How to install Okular, the Linux pdf annotation and PDF reader application. The Okular app can also open XPS files on Linux. Although there are many applications to open PDF files on Linux, one of them is the default Document Viewer from Evince. Besides that, you can also use Adobe Reader Linux (discontinued), Foxit Reader Linux (released a long time ago).
In addition to reading PDF files, Okular can also read XPS files on Linux. Okular is a KPDF-based universal document viewer for KDE 4. Okular also runs on Windows and Mac OS operating systems. Okular combines the excellent functionality of KPDF with the flexibility of supporting a wide variety of document types. So okular can read PDF files, Postscript, DjVu, CHM, XPS, ePub and others.
With an attractive and elegant display design, okular is one of the applications that will be widely used by Linux users. The types of documents that can be read by okular are as follows:
- Portable Document Format (PDF)
- PostScript (with the help of libspecter)
- Tagged Image File Format (TIFF) (with the help of libTIFF)
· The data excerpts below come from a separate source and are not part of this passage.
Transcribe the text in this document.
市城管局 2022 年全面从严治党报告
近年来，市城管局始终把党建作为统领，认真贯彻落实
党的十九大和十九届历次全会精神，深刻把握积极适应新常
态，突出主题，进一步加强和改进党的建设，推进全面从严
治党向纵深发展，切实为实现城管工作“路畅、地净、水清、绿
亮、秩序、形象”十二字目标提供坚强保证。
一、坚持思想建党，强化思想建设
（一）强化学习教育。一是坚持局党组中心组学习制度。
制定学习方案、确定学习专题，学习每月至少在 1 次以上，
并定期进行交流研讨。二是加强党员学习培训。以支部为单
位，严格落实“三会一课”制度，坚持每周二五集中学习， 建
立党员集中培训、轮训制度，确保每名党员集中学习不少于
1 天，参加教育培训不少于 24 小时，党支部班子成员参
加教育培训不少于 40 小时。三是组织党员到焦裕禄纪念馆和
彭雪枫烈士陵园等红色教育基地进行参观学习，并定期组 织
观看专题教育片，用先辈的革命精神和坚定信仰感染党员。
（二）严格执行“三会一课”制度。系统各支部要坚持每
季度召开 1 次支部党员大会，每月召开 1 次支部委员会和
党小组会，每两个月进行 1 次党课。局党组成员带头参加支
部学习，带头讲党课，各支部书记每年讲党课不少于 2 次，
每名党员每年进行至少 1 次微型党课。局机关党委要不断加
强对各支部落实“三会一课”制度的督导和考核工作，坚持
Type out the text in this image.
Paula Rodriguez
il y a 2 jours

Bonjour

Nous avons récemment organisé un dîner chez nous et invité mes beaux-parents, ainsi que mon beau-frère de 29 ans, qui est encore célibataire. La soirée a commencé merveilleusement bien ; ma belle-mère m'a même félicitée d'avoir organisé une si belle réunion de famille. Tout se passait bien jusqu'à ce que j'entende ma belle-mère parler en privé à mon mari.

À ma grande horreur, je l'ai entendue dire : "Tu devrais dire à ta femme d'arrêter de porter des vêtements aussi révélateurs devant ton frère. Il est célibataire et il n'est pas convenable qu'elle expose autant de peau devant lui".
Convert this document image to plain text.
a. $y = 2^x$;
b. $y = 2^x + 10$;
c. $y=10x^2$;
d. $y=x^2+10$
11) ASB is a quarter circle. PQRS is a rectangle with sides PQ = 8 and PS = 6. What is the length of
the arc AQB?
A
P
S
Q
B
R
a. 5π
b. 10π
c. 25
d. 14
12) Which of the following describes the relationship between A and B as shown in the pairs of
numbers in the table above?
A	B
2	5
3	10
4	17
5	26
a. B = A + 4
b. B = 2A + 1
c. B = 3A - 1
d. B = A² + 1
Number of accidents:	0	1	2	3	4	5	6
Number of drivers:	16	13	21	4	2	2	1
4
- Microsoft Compiled HTML Help (CHM) (with the help of libCHM)
- DjVu (with the help of DjVuLibre)
- Device Independent (DVI)
- XML Paper Specification (XPS)
- OpenDocument format (ODF) (odt extension only)
- Certain types of pictures
Remarks: we cannot open the files mentioned above before installing the required libraries. So by default Okular can read XPS and PDF files.
How to Install Okular on Linux Mint
Our favorite as a PDF reader on Linux is Okular… Why? Fast startup and fast rendering on complex documents (we have documents with “secret” on them – Okular is 10 times faster. Similar to images in documents).
To install okular on Linux Mint or other Debian-derived distros, we can use SOFTWARE MANAGER, type or search OKULAR then install and wait for the download process to complete. Use the Ubuntu Software Center to install Okular.
Okular is a document viewer application from the KDE Desktop Environment for Linux systems. The advantages and disadvantages of Okular can be explained as follows:
Okular is light and loads very quickly; The Table of Contents is on the left which is fully searchable; the ability to mark individual pages in the file; support for annotations and doodles in pdf files; supports various document and image formats (PDF, CHM, DVI, GIF, JPeg, OpenOffice, etc.)
Okular is good enough to open and comment on PDF files flawlessly, so we can’t mention them here. As for installing Okular on Windows, you need to use kdewin-installer and choose the default installation (mostly KDE) or choose one application you want; relatively slow rendering when scrolling through documents quickly.
Review of Okular PDF Reader on Linux
Considering that one of the tasks I do most often is annotating PDFs, I’m very good at Okular, which is free and useful. Most tasks can be handled by Okular from commenting PDFs with different colors, arrows and so on. Apart from that the search facility is also great, so I simply clicked on the Table of Contents pane, typed in a keyword name, and the list below was automatically filtered for results showing high matches. Other competitors I haven’t found on Linux yet.
Another important feature of Okular is the Add Bookmark command. Consider the number of “ebooks” that are distributed as PDF files, along with all the technical manuals, project reports, and other electronic materials you may be reading for a long time; how come the main PDF reader doesn’t have a command to bookmark certain pages?! Okular has it right on the main menu so you can’t possibly miss it.